Department of Theatre
Costume Studies
The Costume Studies Programme is unique in North America, and offers a four-year Honours BA in Theatre (Costume Studies). The Program has a strong historical focus on both theatre and museum work, and stresses applied skills, along with research and academic skills. The applied skills are taught using a conservatory approach, while the research and academic components are imparted through a more traditional university pathway. In this way, students achieve a well-rounded education, equally able to turn their hand to creating costumes from any historical period and for both genders, and to the kinds of problem solving which have come to be expected of graduates with a broad liberal arts education.
Thus, in the applied skills segments of the classes, students obtain a firm foundation in textile history, textile fabrications and embellishment, designer’s language, tailoring, aesthetics of historical and modern dress, pattern designing of garments from 1680 to the present, costume as sculpture, costume technology, and costume in performance. Not only do students learn to create clothing from any period in history using bespoke, one-of-a-kind couturier methods, but through the academic component within each class they also learn why and how clothing contributes to the formation of personal, community and cultural identities, for example. In addition, students gain a strong proficiency in costume history from antiquity to the present, exploring why people clothed themselves as they did, and paying particular attention to the social and cultural influences at play, along with class and gender differentiation. As part of Costume Studies, students now also take two classes at NSCAD University, which contribute positively to the diversity and strength of our program.
In addition to projects and assignments within individual classes, students have an opportunity to hone their applied and academic skills in costuming all four DalTheatre productions each year, and in the creation of a major historical research project which is presented to the public at the end of the academic year. It is within these two components of the program – one grounded in the magic of theatre, one steeped in the sensuality of history – that the individual elements of the program are realized and appreciated. It is here that students are able to gauge public reaction to their work, which is a valuable part of their education experience.
Students come to Costume Studies from all across Canada and the USA. The program is selective in its choice of students who quickly form a special bond and make friends for life. Because of the closely-knit Costume Studies community, those moving away from home for their first year of university need never fear being lonely. Moreover, Costume Studies alumni have a far-reaching network throughout North America, and share a camaraderie not experienced by those in large university programs.

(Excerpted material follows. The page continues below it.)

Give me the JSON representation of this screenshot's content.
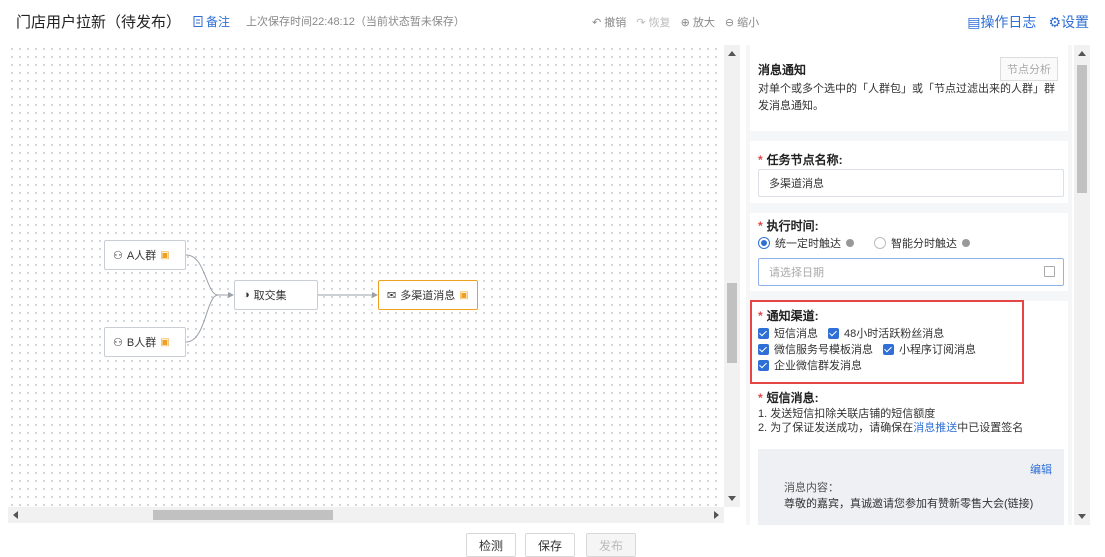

The Costume Studies studios are located in a modern building in downtown Halifax overlooking cosmopolitan Spring Garden Road and Dresden Row. But students feel very much a part of the university in general, and the Department of Theatre specifically, as several classes are taught on the campus itself. Dalhousie has a beautiful campus, with its grassy, leafy quad surrounded by the original stone buildings constructed for the university in the early nineteenth century. The Department of Theatre, along with the Department of Music and the Dalhousie Art Gallery, is housed in Dalhousie’s Arts Centre which is home to the public-performance Rebecca Cohn Auditorium, and to the Department of Theatre’s 230-seat Sir James Dunn Theatre and the more intimate David McMurray Studio.
The Honours BA in Theatre (Costume Studies) was offered for the first time in 2005, but has its foundations firmly rooted in the Costume Studies Program which was begun at Dalhousie in 1976. Thus, it is a mature program which, in addition to equipping students to find employment in theatres, film, television, and living history museums, among others, also enables them to pursue postgraduate education upon completion of the BA.